Some lucky women go through life headache-free, while others suffer from frequent, raging throbs and are actively working with health-care professionals to tame them. Then there are those in-between — people who get headaches bad enough to make them Google “migraine” but not enough to seek medical advice.
If you’re in the latter group, you might occasionally bail on dinner plans when your head hurts, but you assume headaches are a fact of life. But how do you know when you should power through, and when you should look for outside help? “Headaches are such a common problem that people sometimes ignore them even though they can be associated with really severe disability,” says Teshamae Monteith, M.D., an assistant professor of clinical neurology and director of the headache program at the University of Miami Health System. Here’s what you should know.
Migraines consist of moderate to severe pain characterized by throbbing or pounding, usually on one side of the head (but sometimes on both). They’re often accompanied by sensitivity to light or sound, or even nausea or vomiting. Some people get warning signs like neck stiffness, thirst, or appetite changes. And there are secondary symptoms that can linger even after the pain is resolved, like fatigue, irritability, and a hung-over feeling, says Dr. Monteith, who’s also a member of the American Academy of Neurology. “For some patients, that can be more disabling than the actual migraine.”
As bad as this sounds, not everyone speaks up. Dr. Monteith says there’s a silent epidemic of underdiagnosed, undertreated migraines. “There’s one group of people that are missing work and there are the other people who are there, but in a sense they’re not there because they’re not functioning to the full capacity.” According to the 2010 Global Burden of Disease Study, migraine was the fourth-most disabling medical disorder among women, and the seventh overall.
Men do suffer from migraines, but they’re a more common problem in women — it’s estimated that the prevalence of migraines is 18 percent among women and 6 percent among men. Women usually experience their first one around the onset of their period and will continue to have them in their 20s, 30s, and even 40s. It’s thought that estrogen withdrawal can trigger migraines, and Dr. Monteith says some women experience more severe, longer-lasting headaches around their period (called menstrual migraines, which can be intermittent) or in the years approaching menopause.

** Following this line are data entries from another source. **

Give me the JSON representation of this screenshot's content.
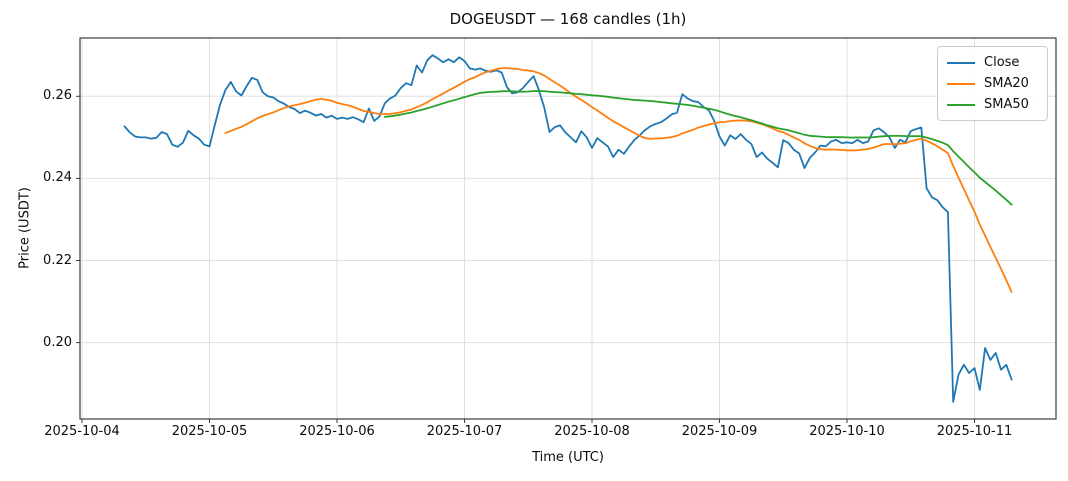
{
  "figure": {
    "background": "#ffffff"
  },
  "chart_data": {
    "type": "line",
    "title": "DOGEUSDT — 168 candles (1h)",
    "xlabel": "Time (UTC)",
    "ylabel": "Price (USDT)",
    "candle_count": 168,
    "interval": "1h",
    "grid": true,
    "grid_color": "#e0e0e0",
    "spine_color": "#3c3c3c",
    "tick_color": "#3c3c3c",
    "legend_position": "upper right",
    "x_tick_labels": [
      "2025-10-04",
      "2025-10-05",
      "2025-10-06",
      "2025-10-07",
      "2025-10-08",
      "2025-10-09",
      "2025-10-10",
      "2025-10-11"
    ],
    "x_tick_hours": [
      0,
      24,
      48,
      72,
      96,
      120,
      144,
      168
    ],
    "y_ticks": [
      0.2,
      0.22,
      0.24,
      0.26
    ],
    "y_tick_labels": [
      "0.20",
      "0.22",
      "0.24",
      "0.26"
    ],
    "xlim_hours": [
      -0.38,
      183.35
    ],
    "ylim": [
      0.1814,
      0.2742
    ],
    "start_hour_offset": 8,
    "hours_per_candle": 1,
    "series": [
      {
        "name": "Close",
        "color": "#1f77b4",
        "kind": "raw",
        "values": [
          0.2527,
          0.2512,
          0.2502,
          0.25,
          0.25,
          0.2497,
          0.2499,
          0.2513,
          0.2508,
          0.2482,
          0.2477,
          0.2487,
          0.2516,
          0.2505,
          0.2497,
          0.2482,
          0.2478,
          0.253,
          0.258,
          0.2615,
          0.2635,
          0.2612,
          0.2602,
          0.2625,
          0.2645,
          0.264,
          0.261,
          0.26,
          0.2597,
          0.2588,
          0.2582,
          0.2574,
          0.2569,
          0.2559,
          0.2565,
          0.256,
          0.2553,
          0.2557,
          0.2548,
          0.2553,
          0.2545,
          0.2548,
          0.2545,
          0.2549,
          0.2544,
          0.2537,
          0.257,
          0.254,
          0.2551,
          0.2583,
          0.2595,
          0.2602,
          0.262,
          0.2632,
          0.2627,
          0.2675,
          0.2658,
          0.2688,
          0.27,
          0.2692,
          0.2683,
          0.269,
          0.2683,
          0.2695,
          0.2686,
          0.2668,
          0.2665,
          0.2668,
          0.2662,
          0.266,
          0.2663,
          0.2658,
          0.2622,
          0.2607,
          0.261,
          0.262,
          0.2635,
          0.2649,
          0.2615,
          0.2573,
          0.2513,
          0.2525,
          0.2529,
          0.2512,
          0.25,
          0.2488,
          0.2515,
          0.25,
          0.2474,
          0.2498,
          0.2488,
          0.2478,
          0.2452,
          0.247,
          0.246,
          0.2478,
          0.2494,
          0.2505,
          0.2518,
          0.2527,
          0.2533,
          0.2537,
          0.2546,
          0.2556,
          0.256,
          0.2605,
          0.2595,
          0.2588,
          0.2586,
          0.2574,
          0.2566,
          0.254,
          0.2502,
          0.248,
          0.2505,
          0.2496,
          0.2508,
          0.2494,
          0.2484,
          0.2452,
          0.2463,
          0.2448,
          0.2438,
          0.2427,
          0.2493,
          0.2486,
          0.247,
          0.2461,
          0.2425,
          0.245,
          0.2463,
          0.248,
          0.2478,
          0.249,
          0.2494,
          0.2486,
          0.2488,
          0.2486,
          0.2494,
          0.2486,
          0.249,
          0.2517,
          0.2522,
          0.2512,
          0.25,
          0.2474,
          0.2494,
          0.2488,
          0.2515,
          0.252,
          0.2524,
          0.2376,
          0.2354,
          0.2347,
          0.233,
          0.2318,
          0.1856,
          0.1922,
          0.1946,
          0.1926,
          0.1938,
          0.1885,
          0.1987,
          0.1958,
          0.1975,
          0.1934,
          0.1946,
          0.191
        ]
      },
      {
        "name": "SMA20",
        "color": "#ff7f0e",
        "kind": "sma",
        "window": 20,
        "source": "Close"
      },
      {
        "name": "SMA50",
        "color": "#2ca02c",
        "kind": "sma",
        "window": 50,
        "source": "Close"
      }
    ]
  }
}
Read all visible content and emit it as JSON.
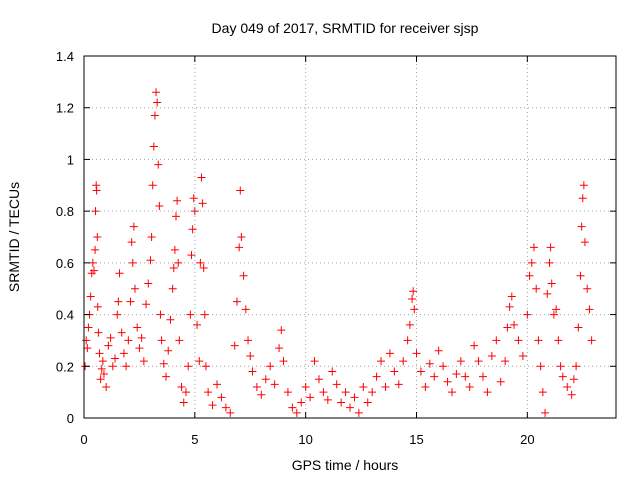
{
  "chart_data": {
    "type": "scatter",
    "title": "Day 049 of 2017, SRMTID for receiver sjsp",
    "xlabel": "GPS time / hours",
    "ylabel": "SRMTID / TECUs",
    "xlim": [
      0,
      24
    ],
    "ylim": [
      0,
      1.4
    ],
    "xticks": [
      0,
      5,
      10,
      15,
      20
    ],
    "xtick_labels": [
      "0",
      "5",
      "10",
      "15",
      "20"
    ],
    "yticks": [
      0,
      0.2,
      0.4,
      0.6,
      0.8,
      1,
      1.2,
      1.4
    ],
    "ytick_labels": [
      "0",
      "0.2",
      "0.4",
      "0.6",
      "0.8",
      "1",
      "1.2",
      "1.4"
    ],
    "grid": true,
    "marker": "+",
    "color": "#ff0000",
    "series": [
      {
        "name": "SRMTID",
        "points": [
          [
            0.05,
            0.2
          ],
          [
            0.1,
            0.3
          ],
          [
            0.15,
            0.27
          ],
          [
            0.2,
            0.35
          ],
          [
            0.25,
            0.4
          ],
          [
            0.3,
            0.47
          ],
          [
            0.35,
            0.56
          ],
          [
            0.4,
            0.6
          ],
          [
            0.45,
            0.57
          ],
          [
            0.5,
            0.65
          ],
          [
            0.52,
            0.8
          ],
          [
            0.55,
            0.9
          ],
          [
            0.57,
            0.88
          ],
          [
            0.6,
            0.7
          ],
          [
            0.62,
            0.43
          ],
          [
            0.65,
            0.33
          ],
          [
            0.7,
            0.25
          ],
          [
            0.75,
            0.15
          ],
          [
            0.8,
            0.19
          ],
          [
            0.85,
            0.22
          ],
          [
            0.9,
            0.17
          ],
          [
            1.0,
            0.12
          ],
          [
            1.1,
            0.28
          ],
          [
            1.2,
            0.31
          ],
          [
            1.3,
            0.2
          ],
          [
            1.4,
            0.23
          ],
          [
            1.5,
            0.4
          ],
          [
            1.55,
            0.45
          ],
          [
            1.6,
            0.56
          ],
          [
            1.7,
            0.33
          ],
          [
            1.8,
            0.25
          ],
          [
            1.9,
            0.2
          ],
          [
            2.0,
            0.3
          ],
          [
            2.1,
            0.45
          ],
          [
            2.15,
            0.68
          ],
          [
            2.2,
            0.6
          ],
          [
            2.25,
            0.74
          ],
          [
            2.3,
            0.5
          ],
          [
            2.4,
            0.35
          ],
          [
            2.5,
            0.27
          ],
          [
            2.6,
            0.31
          ],
          [
            2.7,
            0.22
          ],
          [
            2.8,
            0.44
          ],
          [
            2.9,
            0.52
          ],
          [
            3.0,
            0.61
          ],
          [
            3.05,
            0.7
          ],
          [
            3.1,
            0.9
          ],
          [
            3.15,
            1.05
          ],
          [
            3.2,
            1.17
          ],
          [
            3.25,
            1.26
          ],
          [
            3.3,
            1.22
          ],
          [
            3.35,
            0.98
          ],
          [
            3.4,
            0.82
          ],
          [
            3.45,
            0.4
          ],
          [
            3.5,
            0.3
          ],
          [
            3.6,
            0.21
          ],
          [
            3.7,
            0.16
          ],
          [
            3.8,
            0.26
          ],
          [
            3.9,
            0.38
          ],
          [
            4.0,
            0.5
          ],
          [
            4.05,
            0.58
          ],
          [
            4.1,
            0.65
          ],
          [
            4.15,
            0.78
          ],
          [
            4.2,
            0.84
          ],
          [
            4.25,
            0.6
          ],
          [
            4.3,
            0.3
          ],
          [
            4.4,
            0.12
          ],
          [
            4.5,
            0.06
          ],
          [
            4.6,
            0.1
          ],
          [
            4.7,
            0.2
          ],
          [
            4.8,
            0.4
          ],
          [
            4.85,
            0.63
          ],
          [
            4.9,
            0.73
          ],
          [
            4.95,
            0.85
          ],
          [
            5.0,
            0.8
          ],
          [
            5.1,
            0.36
          ],
          [
            5.2,
            0.22
          ],
          [
            5.25,
            0.6
          ],
          [
            5.3,
            0.93
          ],
          [
            5.35,
            0.83
          ],
          [
            5.4,
            0.58
          ],
          [
            5.45,
            0.4
          ],
          [
            5.5,
            0.2
          ],
          [
            5.6,
            0.1
          ],
          [
            5.8,
            0.05
          ],
          [
            6.0,
            0.13
          ],
          [
            6.2,
            0.08
          ],
          [
            6.4,
            0.04
          ],
          [
            6.6,
            0.02
          ],
          [
            6.8,
            0.28
          ],
          [
            6.9,
            0.45
          ],
          [
            7.0,
            0.66
          ],
          [
            7.05,
            0.88
          ],
          [
            7.1,
            0.7
          ],
          [
            7.2,
            0.55
          ],
          [
            7.3,
            0.42
          ],
          [
            7.4,
            0.3
          ],
          [
            7.5,
            0.24
          ],
          [
            7.6,
            0.18
          ],
          [
            7.8,
            0.12
          ],
          [
            8.0,
            0.09
          ],
          [
            8.2,
            0.15
          ],
          [
            8.4,
            0.2
          ],
          [
            8.6,
            0.13
          ],
          [
            8.8,
            0.27
          ],
          [
            8.9,
            0.34
          ],
          [
            9.0,
            0.22
          ],
          [
            9.2,
            0.1
          ],
          [
            9.4,
            0.04
          ],
          [
            9.6,
            0.02
          ],
          [
            9.8,
            0.06
          ],
          [
            10.0,
            0.12
          ],
          [
            10.2,
            0.08
          ],
          [
            10.4,
            0.22
          ],
          [
            10.6,
            0.15
          ],
          [
            10.8,
            0.1
          ],
          [
            11.0,
            0.07
          ],
          [
            11.2,
            0.18
          ],
          [
            11.4,
            0.13
          ],
          [
            11.6,
            0.06
          ],
          [
            11.8,
            0.1
          ],
          [
            12.0,
            0.04
          ],
          [
            12.2,
            0.08
          ],
          [
            12.4,
            0.02
          ],
          [
            12.6,
            0.12
          ],
          [
            12.8,
            0.06
          ],
          [
            13.0,
            0.1
          ],
          [
            13.2,
            0.16
          ],
          [
            13.4,
            0.22
          ],
          [
            13.6,
            0.12
          ],
          [
            13.8,
            0.25
          ],
          [
            14.0,
            0.18
          ],
          [
            14.2,
            0.13
          ],
          [
            14.4,
            0.22
          ],
          [
            14.6,
            0.3
          ],
          [
            14.7,
            0.36
          ],
          [
            14.8,
            0.46
          ],
          [
            14.85,
            0.49
          ],
          [
            14.9,
            0.42
          ],
          [
            15.0,
            0.25
          ],
          [
            15.2,
            0.18
          ],
          [
            15.4,
            0.12
          ],
          [
            15.6,
            0.21
          ],
          [
            15.8,
            0.16
          ],
          [
            16.0,
            0.26
          ],
          [
            16.2,
            0.2
          ],
          [
            16.4,
            0.14
          ],
          [
            16.6,
            0.1
          ],
          [
            16.8,
            0.17
          ],
          [
            17.0,
            0.22
          ],
          [
            17.2,
            0.16
          ],
          [
            17.4,
            0.12
          ],
          [
            17.6,
            0.28
          ],
          [
            17.8,
            0.22
          ],
          [
            18.0,
            0.16
          ],
          [
            18.2,
            0.1
          ],
          [
            18.4,
            0.24
          ],
          [
            18.6,
            0.3
          ],
          [
            18.8,
            0.14
          ],
          [
            19.0,
            0.22
          ],
          [
            19.1,
            0.35
          ],
          [
            19.2,
            0.43
          ],
          [
            19.3,
            0.47
          ],
          [
            19.4,
            0.36
          ],
          [
            19.6,
            0.3
          ],
          [
            19.8,
            0.24
          ],
          [
            20.0,
            0.4
          ],
          [
            20.1,
            0.55
          ],
          [
            20.2,
            0.6
          ],
          [
            20.3,
            0.66
          ],
          [
            20.4,
            0.5
          ],
          [
            20.5,
            0.3
          ],
          [
            20.6,
            0.2
          ],
          [
            20.7,
            0.1
          ],
          [
            20.8,
            0.02
          ],
          [
            20.9,
            0.48
          ],
          [
            21.0,
            0.6
          ],
          [
            21.05,
            0.66
          ],
          [
            21.1,
            0.52
          ],
          [
            21.2,
            0.4
          ],
          [
            21.3,
            0.42
          ],
          [
            21.4,
            0.3
          ],
          [
            21.5,
            0.2
          ],
          [
            21.6,
            0.16
          ],
          [
            21.8,
            0.12
          ],
          [
            22.0,
            0.09
          ],
          [
            22.1,
            0.15
          ],
          [
            22.2,
            0.2
          ],
          [
            22.3,
            0.35
          ],
          [
            22.4,
            0.55
          ],
          [
            22.45,
            0.74
          ],
          [
            22.5,
            0.85
          ],
          [
            22.55,
            0.9
          ],
          [
            22.6,
            0.68
          ],
          [
            22.7,
            0.5
          ],
          [
            22.8,
            0.42
          ],
          [
            22.9,
            0.3
          ]
        ]
      }
    ]
  }
}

You can try over-the-counter pain meds for an undiagnosed migraine, but if those don’t help, don’t keep suffering in silence — go see your primary-care doctor. “You don’t have to live like this,” Dr. Monteith says. “There are treatments, there’s a way forward. This is a modifiable condition.” Your doctor can talk with you about lifestyle factors that may be triggering headaches, including stress, poor sleep, skipping meals, and excessive caffeine use. He or she can also determine if you would benefit from taking daily, preventive medications or ones that can help “abort” a migraine when it happens, though many doctors suggest making behavioral changes first, Dr. Monteith says. The key is getting a diagnosis, then figuring out a plan that works for you.
For instance, preventive drugs like the anticonvulsant Topamax work for some migraine sufferers, but others report that they affect their mental clarity or even their mood. Dr. Monteith says some drugs do have side effects that can be “intolerable,” but it’s subjective: “Many patients actually say, ‘I will take my chances with side effects so that I can have my life back.’” You could try taking the drugs for six months to a year, see if you’re stable, and then discontinue them, but that approach might backfire.
Regardless of the situation, know that your options aren’t limited and you can and should discuss different solutions if you’re not satisfied. The American Academy of Neurology has reviewed studies on migraine-prevention treatments (including natural options like butterbur, feverfew, and vitamin B2), and created evidence-based guidelines based on their effectiveness and side effects.
If you find after seeing a general practitioner that the treatment doesn’t do much, or your symptoms change or worsen, you’re missing more work or social events, or your pain has sent you to the emergency room, then it’s time to contact a neurologist, Dr. Monteith says. For people with depression and anxiety, she says it’s best to see a neurologist first since those conditions can complicate treatment. And if you hit a plateau with a neurologist, there are headache specialists who may be able to help.
General practitioners and neurologists aren’t the only people who should know about your crippling headaches: Dr. Monteith suggests women who take or are considering taking birth-control pills tell their ob-gyn about any severe headaches with aura (that is, seeing zigzag lines or experiencing blind spots or tingling) because there is a small increased risk of stroke with oral contraceptives.
And a final word about safety, since this is, after all, a column called Am I Dying?: You’re probably not dying. That said, a severe headache can be a sign of a stroke — but it’s not the only warning sign. Others include sudden weakness on one side of the body, vertigo, speech problems, and vision loss. If you’re having some of these symptoms in the context of a migraine and you’ve never had them before, it’s wise to go to the ER just in case, Dr. Monteith says. While they’re typically benign in migraine sufferers, you’ll be able to talk to your doctor about what to do during future attacks.